Chypre: Healey en visite, l’Espagne renforce la défense
Le secrétaire américain à la Défense Pete Hegseth (au centre à gauche) et le secrétaire britannique à la Défense John Healey réagissent lors de leur rencontre, à la veille d'une réunion des ministres de la Défense de l'OTAN au siège de l'alliance à Bruxelles, le 12 février 2025. ©Johanna Geron / POOL / AFP

Le ministre britannique de la Défense John Healey est arrivé jeudi à Chypre pour évoquer le «renforcement» des défenses aériennes et apaiser le mécontentement du gouvernement de l'île, quatre jours après qu'un drone a frappé une base britannique locale, en plein conflit au Moyen-Orient.

«L'amitié de longue date entre le Royaume-Uni et la République de Chypre reste solide face aux menaces iraniennes», a indiqué le ministre dans un message sur X, accompagné d'une photo de lui et de son homologue chypriote Vasilis Palmas.

Il a ajouté avoir évoqué avec lui «le renforcement de nos défenses aériennes par le Royaume-Uni afin de garantir notre sécurité commune».

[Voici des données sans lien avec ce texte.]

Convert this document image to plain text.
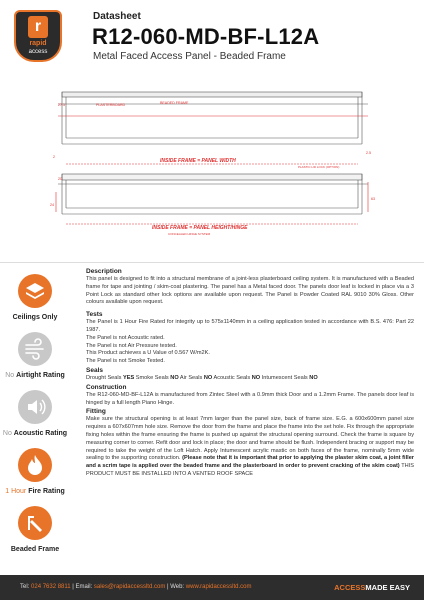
r
rapid
access
Datasheet
R12-060-MD-BF-L12A
Metal Faced Access Panel - Beaded Frame
27.5	PLASTERBOARD	BEADED FRAME
2
2.5
PLASTIC LID LOCK (OPTION)
20
24
63
CONCEALED HINGE SYSTEM
INSIDE FRAME = PANEL WIDTH
INSIDE FRAME = PANEL HEIGHT/HINGE
Ceilings Only
No Airtight Rating
No Acoustic Rating
1 Hour Fire Rating
Beaded Frame
Description

This panel is designed to fit into a structural membrane of a joint-less plasterboard ceiling system. It is manufactured with a Beaded frame for tape and jointing / skim-coat plastering. The panel has a Metal faced door. The panels door leaf is locked in place via a 3 Point Lock as standard other lock options are available upon request. The Panel is Powder Coated RAL 9010 30% Gloss. Other colours available upon request.

Tests

The Panel is 1 Hour Fire Rated for integrity up to 575x1140mm in a ceiling application tested in accordance with B.S. 476: Part 22 1987.

The Panel is not Acoustic rated.

The Panel is not Air Pressure tested.

This Product achieves a U Value of 0.567 W/m2K.

The Panel is not Smoke Tested.

Seals

Drought Seals YES Smoke Seals NO Air Seals NO Acoustic Seals NO Intumescent Seals NO

Construction

The R12-060-MD-BF-L12A is manufactured from Zintec Steel with a 0.9mm thick Door and a 1.2mm Frame. The panels door leaf is hinged by a full length Piano Hinge.

Fitting

Make sure the structural opening is at least 7mm larger than the panel size, back of frame size. E.G. a 600x600mm panel size requires a 607x607mm hole size. Remove the door from the frame and place the frame into the set hole. Fix through the appropriate fixing holes within the frame ensuring the frame is pushed up against the structural opening surround. Check the frame is square by measuring corner to corner. Refit door and lock in place; the door and frame should be flush. Independent bracing or support may be required to take the weight of the Loft Hatch. Apply Intumescent acrylic mastic on both faces of the frame, nominally 5mm wide sealing to the supporting construction. (Please note that it is important that prior to applying the plaster skim coat, a joint filler and a scrim tape is applied over the beaded frame and the plasterboard in order to prevent cracking of the skim coat) THIS PRODUCT MUST BE INSTALLED INTO A VENTED ROOF SPACE

Tel: 024 7632 8811 | Email: sales@rapidaccessltd.com | Web: www.rapidaccessltd.com	ACCESSMADE EASY
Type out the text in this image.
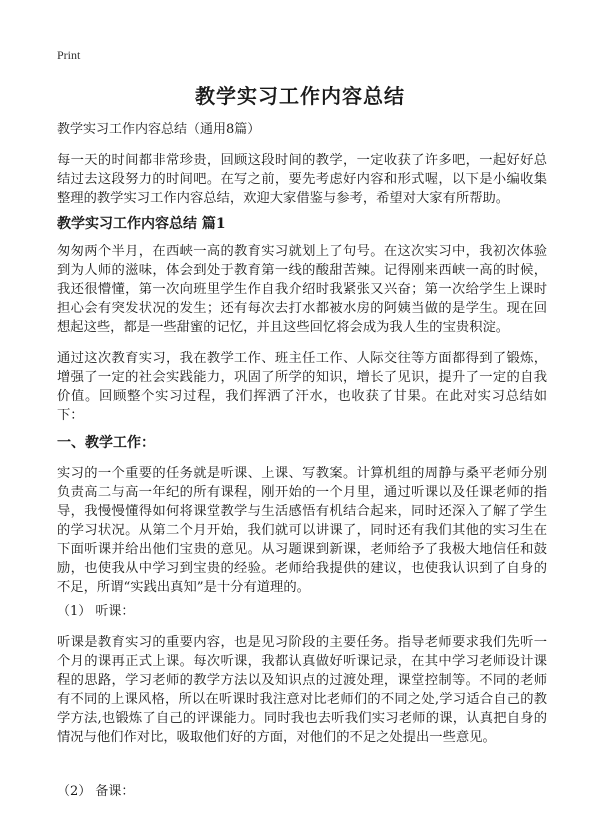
Print
教学实习工作内容总结

教学实习工作内容总结（通用8篇）

每一天的时间都非常珍贵，回顾这段时间的教学，一定收获了许多吧，一起好好总结过去这段努力的时间吧。在写之前，要先考虑好内容和形式喔，以下是小编收集整理的教学实习工作内容总结，欢迎大家借鉴与参考，希望对大家有所帮助。

教学实习工作内容总结 篇1

匆匆两个半月，在西峡一高的教育实习就划上了句号。在这次实习中，我初次体验到为人师的滋味，体会到处于教育第一线的酸甜苦辣。记得刚来西峡一高的时候，我还很懵懂，第一次向班里学生作自我介绍时我紧张又兴奋；第一次给学生上课时担心会有突发状况的发生；还有每次去打水都被水房的阿姨当做的是学生。现在回想起这些，都是一些甜蜜的记忆，并且这些回忆将会成为我人生的宝贵积淀。

通过这次教育实习，我在教学工作、班主任工作、人际交往等方面都得到了锻炼，增强了一定的社会实践能力，巩固了所学的知识，增长了见识，提升了一定的自我价值。回顾整个实习过程，我们挥洒了汗水，也收获了甘果。在此对实习总结如下：

一、教学工作：

实习的一个重要的任务就是听课、上课、写教案。计算机组的周静与桑平老师分别负责高二与高一年纪的所有课程，刚开始的一个月里，通过听课以及任课老师的指导，我慢慢懂得如何将课堂教学与生活感悟有机结合起来，同时还深入了解了学生的学习状况。从第二个月开始，我们就可以讲课了，同时还有我们其他的实习生在下面听课并给出他们宝贵的意见。从习题课到新课，老师给予了我极大地信任和鼓励，也使我从中学习到宝贵的经验。老师给我提供的建议，也使我认识到了自身的不足，所谓“实践出真知”是十分有道理的。

（1） 听课：

听课是教育实习的重要内容，也是见习阶段的主要任务。指导老师要求我们先听一个月的课再正式上课。每次听课，我都认真做好听课记录，在其中学习老师设计课程的思路，学习老师的教学方法以及知识点的过渡处理，课堂控制等。不同的老师有不同的上课风格，所以在听课时我注意对比老师们的不同之处,学习适合自己的教学方法,也锻炼了自己的评课能力。同时我也去听我们实习老师的课，认真把自身的情况与他们作对比，吸取他们好的方面，对他们的不足之处提出一些意见。

（2） 备课：
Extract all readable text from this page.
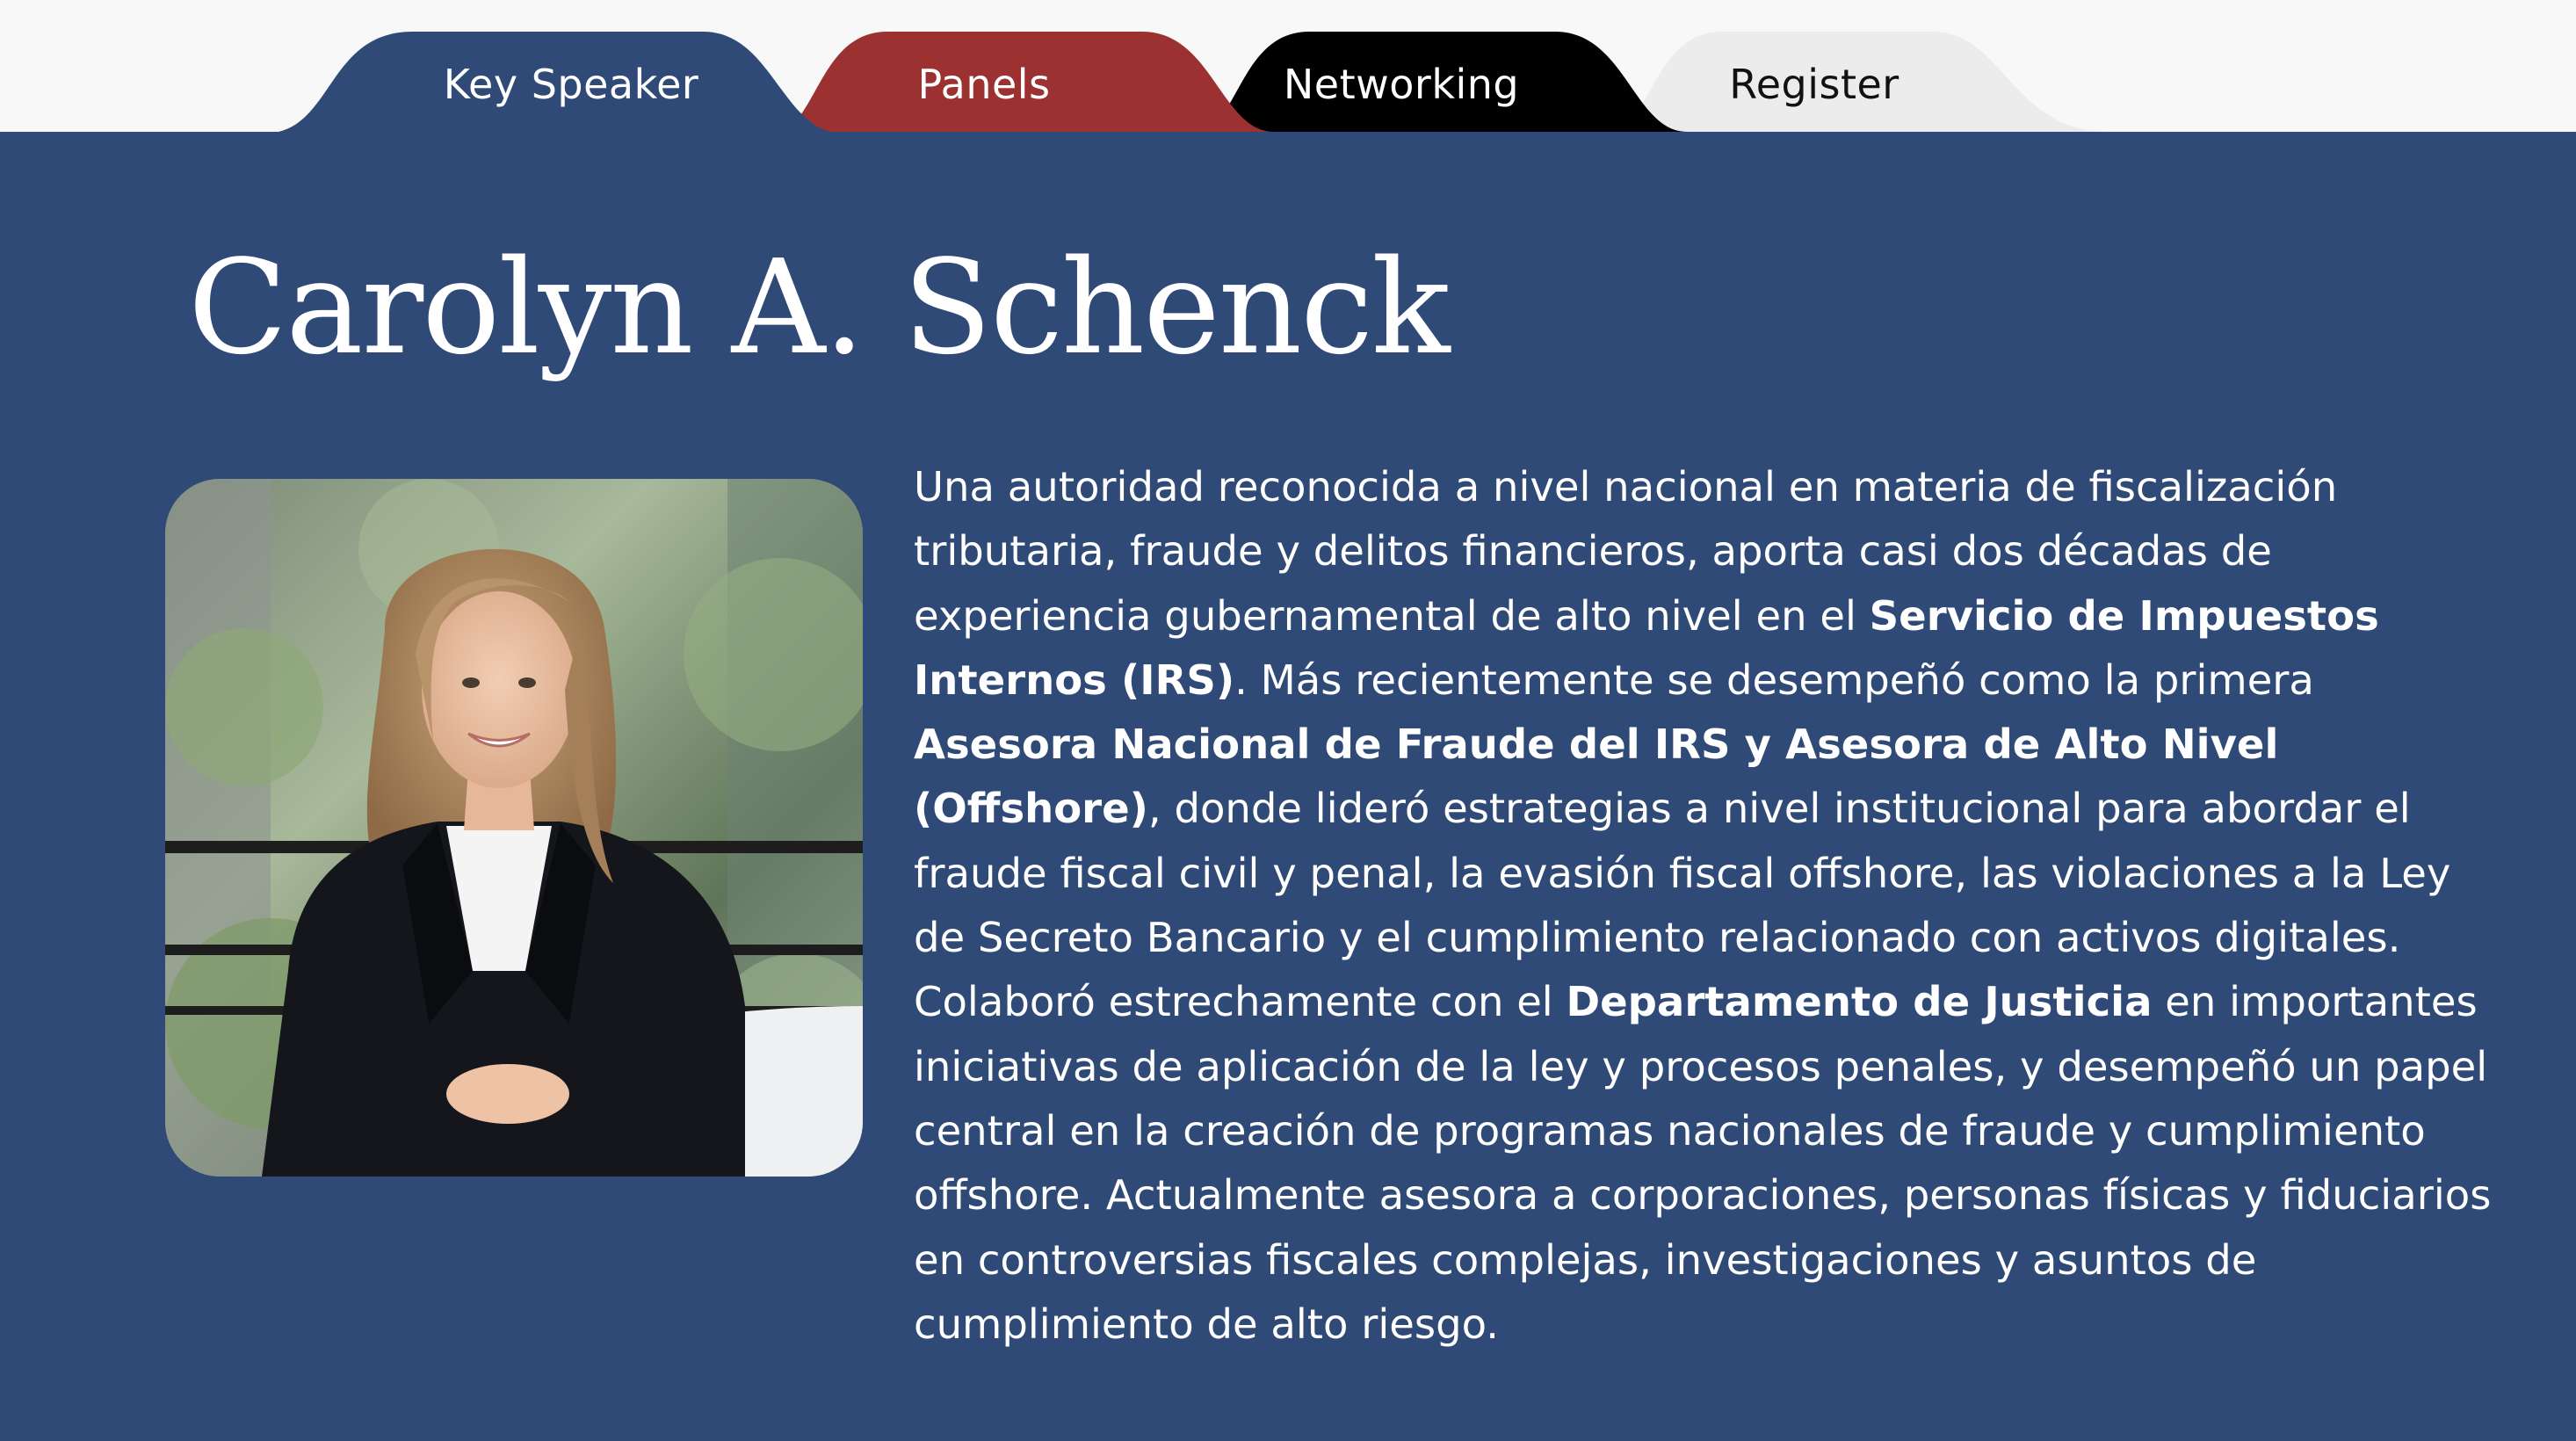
Key Speaker	Panels	Networking	Register
Carolyn A. Schenck

Una autoridad reconocida a nivel nacional en materia de fiscalización tributaria, fraude y delitos financieros, aporta casi dos décadas de experiencia gubernamental de alto nivel en el Servicio de Impuestos Internos (IRS). Más recientemente se desempeñó como la primera Asesora Nacional de Fraude del IRS y Asesora de Alto Nivel (Offshore), donde lideró estrategias a nivel institucional para abordar el fraude fiscal civil y penal, la evasión fiscal offshore, las violaciones a la Ley de Secreto Bancario y el cumplimiento relacionado con activos digitales. Colaboró estrechamente con el Departamento de Justicia en importantes iniciativas de aplicación de la ley y procesos penales, y desempeñó un papel central en la creación de programas nacionales de fraude y cumplimiento offshore. Actualmente asesora a corporaciones, personas físicas y fiduciarios en controversias fiscales complejas, investigaciones y asuntos de cumplimiento de alto riesgo.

Cette visite intervient alors que le gouvernement travailliste britannique est critiqué par les autorités chypriotes et par l'opposition conservatrice pour avoir tardé à déployer des renforts pour protéger ses deux bases sur l'île.

Outre la frappe de drone qui a touché la piste de la base d'Akrotiri dans la nuit de dimanche à lundi, deux autres drones qui visaient aussi cette même base aérienne ont été interceptés lundi.

Une source gouvernementale chypriote avait indiqué lundi soir que le drone parvenu sur la base avait été tiré depuis le Liban «probablement» par la milice pro-iranienne du Hezbollah.

Le ministre Healey a simplement confirmé que le drone, de type Shahed, «n'avait pas été tiré depuis l'Iran».

Dans une interview mercredi soir à la BBC, l'ambassadeur de Chypre au Royaume-Uni, Kyriacos Kouros, s'est dit «déçu» par le peu d'informations partagées avec la population chypriote après ces tirs de drones.

Il a appelé les autorités britanniques à «coopérer plus» avec les autorités locales, pour s'assurer que «de tels incidents ne se reproduisent pas».

Selon John Healey, qui faisait sur X un point des moyens déployés, des Typhoon et F-35 de la Royal Air Force participent à la protection de la région.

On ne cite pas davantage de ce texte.